How this is some kind of insightful research, is beyond me. Nature usually publishes only the best research, I don't see this being some breakthrough result though.

Zei
Fri, Feb-15-08, 08:06
Maybe they mean all the high-carb eaters with diabetes will die from it and not pass on their genes? Nope. That won't work. You don't start getting the bad health from diabetes until your reproductcive years are over. So I just warn my grown kids they're likely carrying dad and my genetic tendency toward diabetes and to take some serious thought about reducing carbs.

Nancy LC
Fri, Feb-15-08, 08:24
I think Europeans do a bit better on high carb than say... native Americans. The native Americans really, really get sick quickly, the Europeans last a bit longer.

But, like Tom was saying, I don't know that natural selection could help us out here since carbs kill so slowly. It only works if you die before you reproduce (or have children that can reproduce). Or if it keeps you from reproducing, which it does sometimes (PCOS).

Wifezilla
Fri, Feb-15-08, 09:25
I think I figured out why the American government promotes carby eating....

We still live long enough to produce a new generation of tax payers, but we die quicker and save them social security money.

ReginaW
Fri, Feb-15-08, 09:27
Maybe they mean all the high-carb eaters with diabetes will die from it and not pass on their genes? Nope. That won't work. You don't start getting the bad health from diabetes until your reproductcive years are over. So I just warn my grown kids they're likely carrying dad and my genetic tendency toward diabetes and to take some serious thought about reducing carbs.

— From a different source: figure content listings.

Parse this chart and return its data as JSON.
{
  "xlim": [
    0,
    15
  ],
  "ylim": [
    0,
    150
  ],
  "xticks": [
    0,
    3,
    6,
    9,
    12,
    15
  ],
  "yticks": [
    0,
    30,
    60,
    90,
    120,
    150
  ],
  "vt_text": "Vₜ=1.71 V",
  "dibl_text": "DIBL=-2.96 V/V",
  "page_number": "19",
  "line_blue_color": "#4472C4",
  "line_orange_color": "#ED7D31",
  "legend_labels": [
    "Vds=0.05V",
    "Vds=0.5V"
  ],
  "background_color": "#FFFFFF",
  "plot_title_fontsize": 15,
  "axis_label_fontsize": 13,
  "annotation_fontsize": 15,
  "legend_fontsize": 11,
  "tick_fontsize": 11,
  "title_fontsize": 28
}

Such happens over generations, with each being less able to reproduce earlier....and there may be indicators we're seeing it - we're begining to see type II in children as young as three, symptoms of metabolic syndrome are present in an estimated 10% of teens, an estimated 10% of girls have PCOS (often rendering them infertile), and the estimates of insulin resistance in children is down-right scary - some 25% of children already have insulin resistance to some degree, which is highly correlated with infertility in adults as insulin at high levels interferes with reproductive hormones, throwing them out of balance to enable conception and ongoing pregnancy.

Dodger
Fri, Feb-15-08, 11:22
Such happens over generations, with each being less able to reproduce earlier....and there may be indicators we're seeing it - we're begining to see type II in children as young as three, symptoms of metabolic syndrome are present in an estimated 10% of teens, an estimated 10% of girls have PCOS (often rendering them infertile), and the estimates of insulin resistance in children is down-right scary - some 25% of children already have insulin resistance to some degree, which is highly correlated with infertility in adults as insulin at high levels interferes with reproductive hormones, throwing them out of balance to enable conception and ongoing pregnancy.One goal of the medical system is to keep the people who have a problem with the carbs alive as long as possible, hence delaying the genetic adaptation. That will work until the number to be treated exceeds the capacity to treat them.